See Dr. Van Maren Should your dentures break, crack, or chip, or if any of the teeth become loose; Dr. Van Maren has the proper training to enable him to reconstruct, adjust, or repair your dentures. Don’t be tempted to adjust or repair them yourself. This can increase damage to the denture and may cause oral health problems. Over-the-counter glues should not be used to repair damaged dentures. Not only do they often contain harmful chemicals-they also are ineffective for repairing your dentures.

Your dentures eventually may need either relining, rebasing, or replacing due to normal wear. Denture relining involves adding new material to the underside of the denture base to conform to your gums.

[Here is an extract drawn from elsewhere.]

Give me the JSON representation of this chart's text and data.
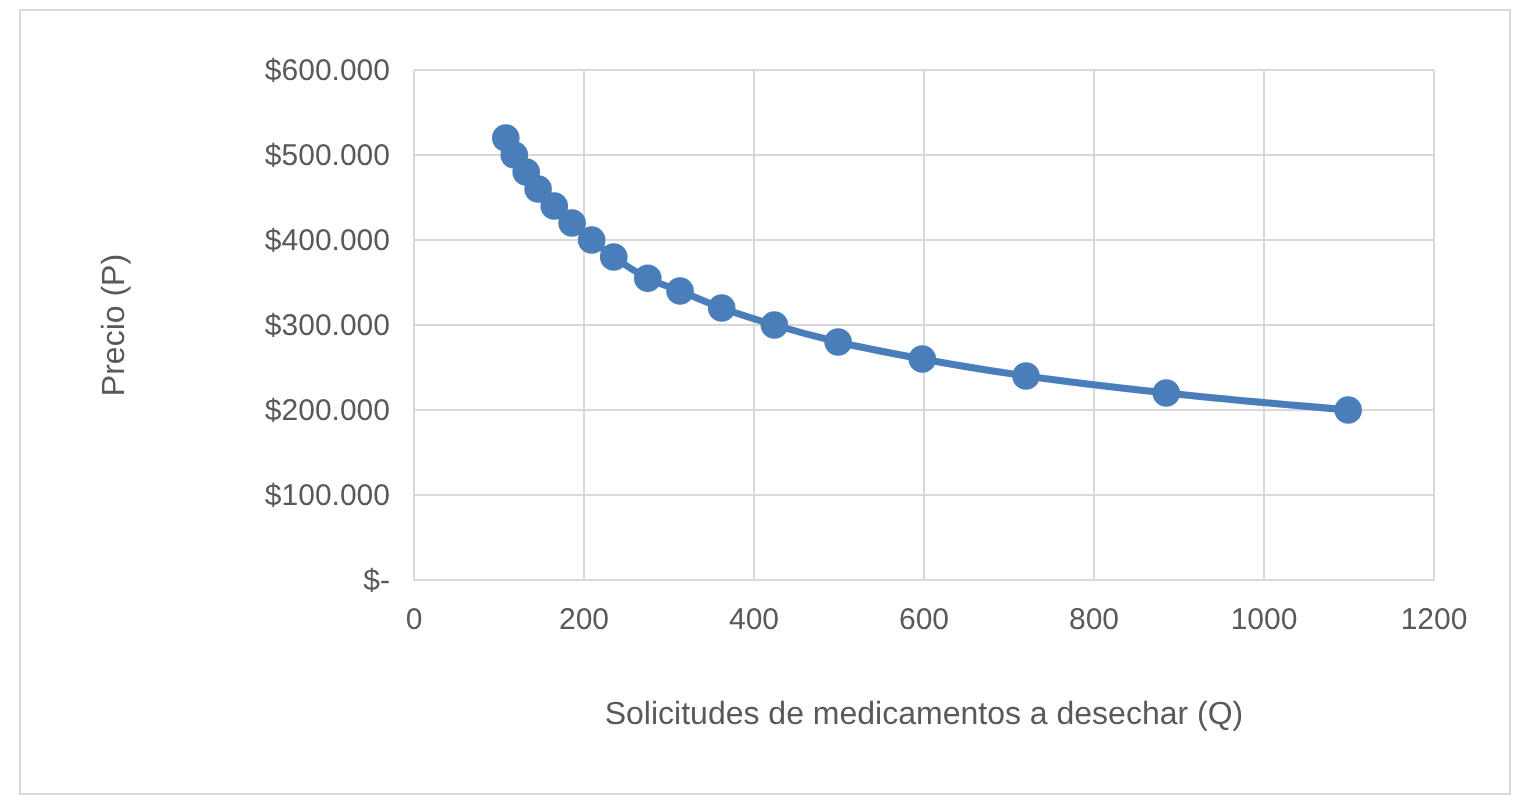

In rebasing, a new base is made using the existing denture as a model and attaching the artificial teeth from the original denture. In some instances, worn artificial teeth are replaced with new ones. The mouth changes naturally with age, and this means that your dentures will need to be remade at varying intervals determined by your dentist. Your jaws may also align differently as bones and gum ridges recede and shrink. Shrinking ridges may result in dentures that do not fit securely. It is important to replace worn or poorly fitting dentures before they cause problems.

Even if you wear full dentures, you still must take good care of your mouth. Brush your gums, tongue, and palate every morning with a soft-bristled brush before you insert your dentures. This stimulates circulation in your tissues and helps remove plaque. Selecting a balanced diet for proper nutrition also is important for maintaining a healthy mouth.

Dental Appointments

Even after you have lost your teeth, you must continue to see Dr. Van Maren. Your mouth and oral tissues are subject to potentially serious diseases and should be examined on a routine basis. During your visit, Dr. Van Maren will look for signs of oral disease such as cancer, check the fit of your dentures, and check your mini-implants for any necessary o-ring maintenance.

You can wear your new dentures with a smile if you have a positive attitude, a balanced diet, are persistent in practicing how you speak and eat, and continue to see Dr. Van Maren regularly. The American Dental Association recommends regular maintenance of your denture with a reline every 12 to 18 months to extend the life of your new denture.